You start by entering 0/5 - 0/2. From here you can go into the next Ring through 0/5 - 0/2 - 0/10, 0/5 - 0/2 - 4/10 and 0/5 - 0/2 - 8/10.
You're at 3/5 - 2/2 - 14/14 - 13/14. You move clockwise across your Ring, bringing you to 3/5 - 2/2 - 14/14 - 14/14. You move clockwise again, bringing you to 4/5 - 0/2 - 0/10 - 0/10.
Conclusion and Generalisability
We now have a coordinate system which uniquely identifies each hex in the forest, and a means by which to navigate between them.
That said, could a similar technique be used for other impossible geometries? Yes! While deciding what the entrance(s) to your very own non-euclidean forest may look like, you can replicate this coordinate system for any non-euclidean space which can be modelled as a tree (or repetition thereof), so long as all necessary details about a child can be identified by its parents. It will be easiest to do this if every space in the forest has the same number of sides and every tree the same number of vertices connecting to it, but this is far from mandatory.
For example, why not make an identical forest on a square grid? 8 squares around one tree, each square connects to 4 other squares.
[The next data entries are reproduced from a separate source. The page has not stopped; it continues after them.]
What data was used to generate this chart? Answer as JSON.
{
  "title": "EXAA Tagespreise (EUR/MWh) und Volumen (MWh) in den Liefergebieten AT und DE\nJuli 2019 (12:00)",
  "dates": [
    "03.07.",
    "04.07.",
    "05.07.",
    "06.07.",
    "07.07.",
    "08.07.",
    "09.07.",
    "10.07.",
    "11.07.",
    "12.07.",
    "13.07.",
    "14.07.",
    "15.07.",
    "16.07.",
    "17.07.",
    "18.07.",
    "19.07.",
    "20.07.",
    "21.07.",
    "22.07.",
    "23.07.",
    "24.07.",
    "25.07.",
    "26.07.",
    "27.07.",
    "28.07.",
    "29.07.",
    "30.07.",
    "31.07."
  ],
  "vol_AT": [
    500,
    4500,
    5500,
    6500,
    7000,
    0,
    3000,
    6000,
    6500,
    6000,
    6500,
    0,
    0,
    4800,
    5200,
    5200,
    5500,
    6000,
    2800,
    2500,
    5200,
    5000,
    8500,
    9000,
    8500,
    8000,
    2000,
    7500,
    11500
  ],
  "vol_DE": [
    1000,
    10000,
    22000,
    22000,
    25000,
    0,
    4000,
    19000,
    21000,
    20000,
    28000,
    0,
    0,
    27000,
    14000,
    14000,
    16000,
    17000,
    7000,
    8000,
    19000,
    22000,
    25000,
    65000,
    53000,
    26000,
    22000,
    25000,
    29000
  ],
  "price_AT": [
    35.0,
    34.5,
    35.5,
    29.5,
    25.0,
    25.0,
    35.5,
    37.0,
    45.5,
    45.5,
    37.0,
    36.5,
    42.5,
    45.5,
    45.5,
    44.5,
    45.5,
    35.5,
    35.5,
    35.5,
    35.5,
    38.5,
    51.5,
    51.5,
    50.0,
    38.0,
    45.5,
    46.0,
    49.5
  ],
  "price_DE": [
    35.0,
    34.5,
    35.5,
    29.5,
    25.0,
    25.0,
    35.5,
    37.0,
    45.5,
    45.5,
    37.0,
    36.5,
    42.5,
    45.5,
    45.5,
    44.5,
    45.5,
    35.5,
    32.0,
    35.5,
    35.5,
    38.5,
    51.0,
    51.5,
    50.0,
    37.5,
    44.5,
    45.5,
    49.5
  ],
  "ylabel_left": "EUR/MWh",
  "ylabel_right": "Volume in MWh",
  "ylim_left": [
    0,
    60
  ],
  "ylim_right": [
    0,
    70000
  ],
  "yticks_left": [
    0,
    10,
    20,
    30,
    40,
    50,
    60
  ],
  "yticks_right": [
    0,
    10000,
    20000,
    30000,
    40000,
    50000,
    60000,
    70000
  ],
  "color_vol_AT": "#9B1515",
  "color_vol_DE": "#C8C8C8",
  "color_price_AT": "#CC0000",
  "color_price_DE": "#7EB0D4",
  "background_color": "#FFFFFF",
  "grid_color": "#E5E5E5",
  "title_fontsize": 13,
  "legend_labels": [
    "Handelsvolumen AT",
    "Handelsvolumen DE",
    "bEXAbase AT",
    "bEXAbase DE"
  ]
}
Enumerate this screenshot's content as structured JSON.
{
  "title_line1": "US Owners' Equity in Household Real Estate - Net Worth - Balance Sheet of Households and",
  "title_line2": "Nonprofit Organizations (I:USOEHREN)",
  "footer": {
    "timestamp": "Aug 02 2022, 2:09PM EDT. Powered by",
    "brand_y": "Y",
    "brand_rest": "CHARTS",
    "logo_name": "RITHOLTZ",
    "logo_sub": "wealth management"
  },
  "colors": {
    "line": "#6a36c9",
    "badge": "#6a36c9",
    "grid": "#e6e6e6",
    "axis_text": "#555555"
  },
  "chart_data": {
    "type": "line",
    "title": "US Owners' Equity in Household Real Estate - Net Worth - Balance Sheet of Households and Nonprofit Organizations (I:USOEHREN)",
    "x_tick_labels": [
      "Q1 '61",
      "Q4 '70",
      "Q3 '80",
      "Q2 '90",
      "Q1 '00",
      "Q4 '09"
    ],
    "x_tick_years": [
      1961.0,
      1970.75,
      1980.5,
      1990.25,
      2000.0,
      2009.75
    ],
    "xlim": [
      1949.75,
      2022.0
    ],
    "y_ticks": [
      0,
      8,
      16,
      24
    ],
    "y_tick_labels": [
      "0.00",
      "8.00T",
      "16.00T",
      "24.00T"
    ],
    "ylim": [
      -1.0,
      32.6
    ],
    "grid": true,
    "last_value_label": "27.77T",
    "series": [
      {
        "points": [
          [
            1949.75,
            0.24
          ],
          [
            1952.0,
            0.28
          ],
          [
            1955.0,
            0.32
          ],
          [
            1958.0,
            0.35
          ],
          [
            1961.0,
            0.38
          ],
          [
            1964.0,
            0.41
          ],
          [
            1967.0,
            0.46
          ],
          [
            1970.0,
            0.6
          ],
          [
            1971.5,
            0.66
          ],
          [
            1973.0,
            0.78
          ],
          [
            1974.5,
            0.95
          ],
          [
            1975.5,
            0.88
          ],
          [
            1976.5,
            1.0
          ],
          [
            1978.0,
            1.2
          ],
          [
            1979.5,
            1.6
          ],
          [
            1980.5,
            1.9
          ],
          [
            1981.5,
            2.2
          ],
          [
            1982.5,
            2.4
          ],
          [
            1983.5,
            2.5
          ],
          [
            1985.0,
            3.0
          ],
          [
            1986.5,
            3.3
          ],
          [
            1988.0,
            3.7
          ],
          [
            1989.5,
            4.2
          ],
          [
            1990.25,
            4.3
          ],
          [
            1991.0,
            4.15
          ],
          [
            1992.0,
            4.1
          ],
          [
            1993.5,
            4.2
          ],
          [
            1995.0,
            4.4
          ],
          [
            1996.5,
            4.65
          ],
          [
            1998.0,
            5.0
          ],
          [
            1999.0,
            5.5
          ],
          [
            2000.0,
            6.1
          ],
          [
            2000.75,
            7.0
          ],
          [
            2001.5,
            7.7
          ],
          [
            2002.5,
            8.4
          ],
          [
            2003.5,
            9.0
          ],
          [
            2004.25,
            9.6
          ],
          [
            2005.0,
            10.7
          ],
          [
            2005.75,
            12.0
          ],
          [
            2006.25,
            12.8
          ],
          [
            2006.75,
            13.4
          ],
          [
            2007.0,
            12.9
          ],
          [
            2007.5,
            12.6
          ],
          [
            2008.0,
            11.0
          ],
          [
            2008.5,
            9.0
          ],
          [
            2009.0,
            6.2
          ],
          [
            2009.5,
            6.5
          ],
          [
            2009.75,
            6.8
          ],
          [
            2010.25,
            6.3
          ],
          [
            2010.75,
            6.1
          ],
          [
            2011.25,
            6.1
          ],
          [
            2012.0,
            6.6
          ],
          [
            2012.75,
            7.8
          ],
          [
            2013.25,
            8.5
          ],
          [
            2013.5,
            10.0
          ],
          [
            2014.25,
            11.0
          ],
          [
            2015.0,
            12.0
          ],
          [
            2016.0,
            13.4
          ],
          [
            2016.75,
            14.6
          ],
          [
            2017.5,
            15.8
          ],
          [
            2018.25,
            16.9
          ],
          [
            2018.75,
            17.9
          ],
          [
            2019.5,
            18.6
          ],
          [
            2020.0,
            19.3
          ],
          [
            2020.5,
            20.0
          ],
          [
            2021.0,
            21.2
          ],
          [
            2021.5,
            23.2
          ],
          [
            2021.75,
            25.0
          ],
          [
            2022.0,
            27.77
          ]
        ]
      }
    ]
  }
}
Or what about a hexagonal forest with 5 hexes around each tree instead of 6? If you make the number of spaces connected a single tree infinite, you could make a tree that you could keep running around forever without getting back to where you started (at this point, you can stop keeping track of limits - every child connected to its parent has an infinite number of spaces on its Ring between it and the next connected sibling, and at that point you may as well start using negative indexes as well as positive ones).
Hope this was helpful to anyone who ends up with the same very specific problem to solve as I!